This blog post details Facebook’s migration from Hive to Spark for a particular distributed data processing workload.
Spark is a distributed compute engine, allowing you to write SQL or imperative code that runs in a distributed environment with relatively few accommodations.
Example pipeline (Hive):
Filter ->
Group ->
Reduce
In this writeup, the core task was to aggregate feature values for each entity_id, target_id pair and shard by entity id:
entity_id, target_id, feature_id, feature_value
->
// Aggregation could be something like this - not explicit in writeup
entity_id, target_id: <average, sum, ..> feature_value for feature_id
In Hive, each step outputs a temporary table (stored in the HDFS) that serves as the input to the next step. Because this involved serializing and writing files to HDFS repeatedly along the way, this had a pretty severe performance cost in time and CPU hours.

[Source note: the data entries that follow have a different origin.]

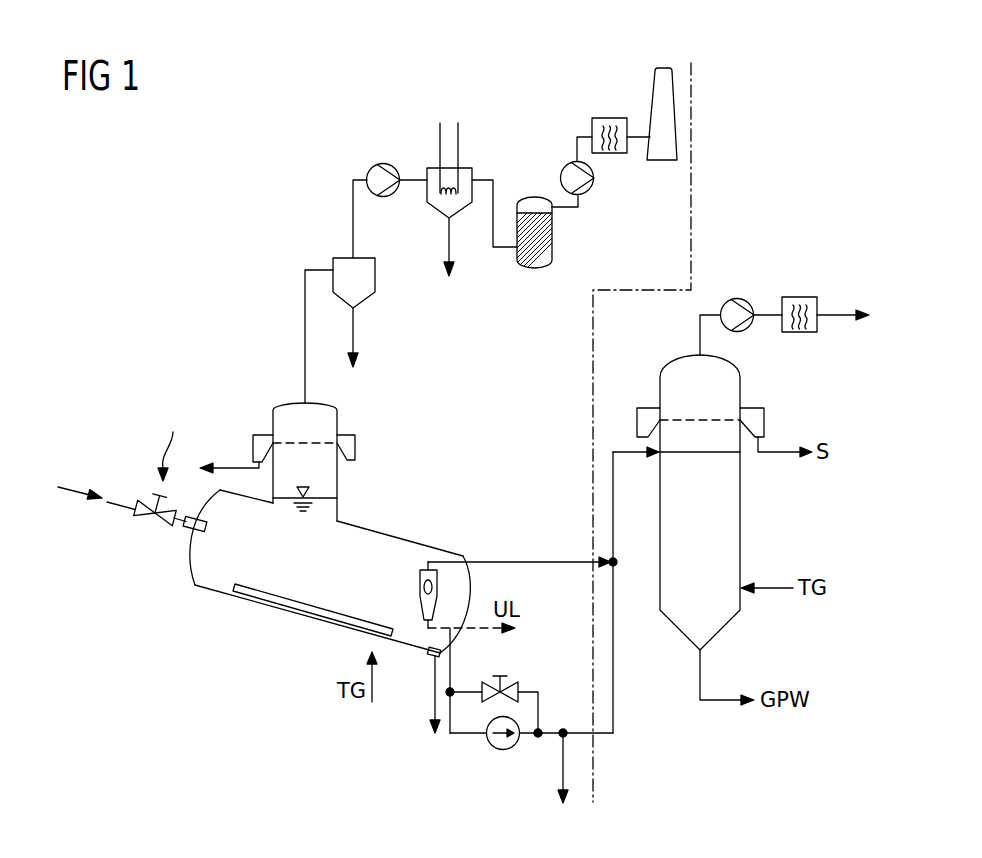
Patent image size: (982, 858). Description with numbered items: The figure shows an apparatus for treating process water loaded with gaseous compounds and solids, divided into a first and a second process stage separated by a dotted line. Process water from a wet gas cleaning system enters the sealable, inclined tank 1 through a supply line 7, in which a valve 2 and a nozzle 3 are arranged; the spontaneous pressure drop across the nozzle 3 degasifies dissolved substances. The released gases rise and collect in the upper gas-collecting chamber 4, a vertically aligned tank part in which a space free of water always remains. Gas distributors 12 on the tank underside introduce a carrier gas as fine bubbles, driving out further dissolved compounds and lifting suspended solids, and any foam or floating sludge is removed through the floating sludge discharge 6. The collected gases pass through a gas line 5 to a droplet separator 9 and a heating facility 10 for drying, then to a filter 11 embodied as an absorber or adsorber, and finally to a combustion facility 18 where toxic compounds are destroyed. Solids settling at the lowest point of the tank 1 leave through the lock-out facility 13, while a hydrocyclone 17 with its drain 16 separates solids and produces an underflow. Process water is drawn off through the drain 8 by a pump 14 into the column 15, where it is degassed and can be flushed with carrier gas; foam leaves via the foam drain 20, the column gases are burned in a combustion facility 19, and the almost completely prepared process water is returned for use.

The tank 1 is at (218, 572).
The valve 2 is at (169, 441).
The nozzle 3 is at (188, 530).
The gas-collecting chamber 4 is at (339, 489).
The gas line 5 is at (302, 330).
The floating sludge discharge 6 is at (263, 436).
The supply line 7 is at (120, 503).
The drain 8 is at (455, 667).
The droplet separator 9 is at (376, 279).
The heating facility 10 is at (433, 167).
The filter 11 is at (532, 263).
The gas distributor 12 is at (302, 612).
The discharge facility 13 is at (428, 653).
The pump 14 is at (503, 750).
The column 15 is at (732, 537).
The drain 16 is at (527, 558).
The hydrocyclone 17 is at (418, 580).
The combustion facility 18 is at (611, 117).
The combustion facility 19 is at (800, 297).
The foam drain 20 is at (766, 418).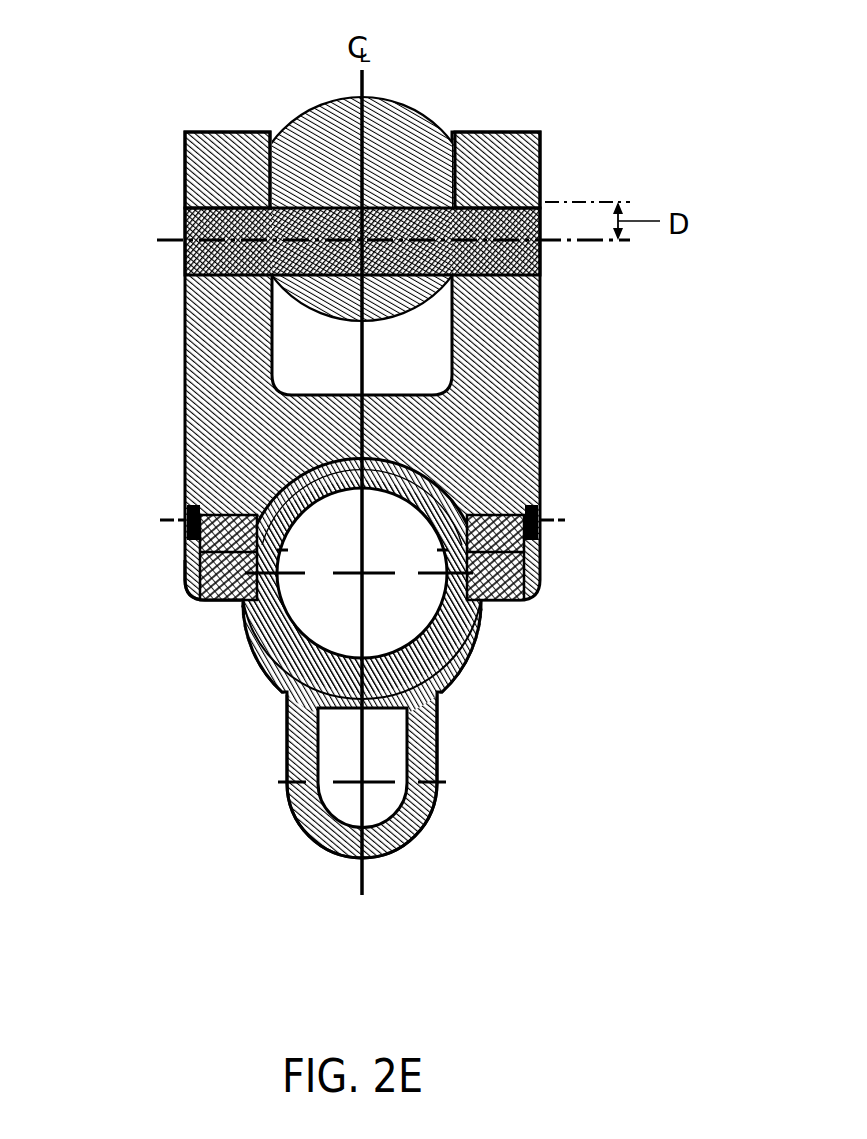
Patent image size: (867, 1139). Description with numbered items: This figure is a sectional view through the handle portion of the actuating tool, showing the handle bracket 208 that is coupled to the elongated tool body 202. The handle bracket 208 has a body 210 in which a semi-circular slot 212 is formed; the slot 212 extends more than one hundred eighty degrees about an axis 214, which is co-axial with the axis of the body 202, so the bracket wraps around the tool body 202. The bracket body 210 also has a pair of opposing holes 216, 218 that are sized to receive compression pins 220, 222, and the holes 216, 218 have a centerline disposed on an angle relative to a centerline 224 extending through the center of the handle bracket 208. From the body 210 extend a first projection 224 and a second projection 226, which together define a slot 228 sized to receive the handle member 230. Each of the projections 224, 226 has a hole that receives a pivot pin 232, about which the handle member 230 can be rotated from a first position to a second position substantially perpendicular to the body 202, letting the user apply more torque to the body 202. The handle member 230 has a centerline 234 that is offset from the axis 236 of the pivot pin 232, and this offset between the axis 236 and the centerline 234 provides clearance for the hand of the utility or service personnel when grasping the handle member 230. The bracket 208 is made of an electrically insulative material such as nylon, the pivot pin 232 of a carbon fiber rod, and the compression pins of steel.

In the Spark implementation described here, each step is instead combined into a single MapReduce job.
They also note some contributions to Spark to improve its reliability, where the great size of their workload revealed some cracks - especially where hardcoded limits proved to be too restrictive.
E.g., this pull request solves a problem when a reducer’s memory is fully allocated. Memory is taken up both by the pointer array (which is the array that’s sorted) and the records pointed to by it. Initially, the code would reset the pointer array first (allocating new memory) then free the records, which could cause OoM errors unnecessarily.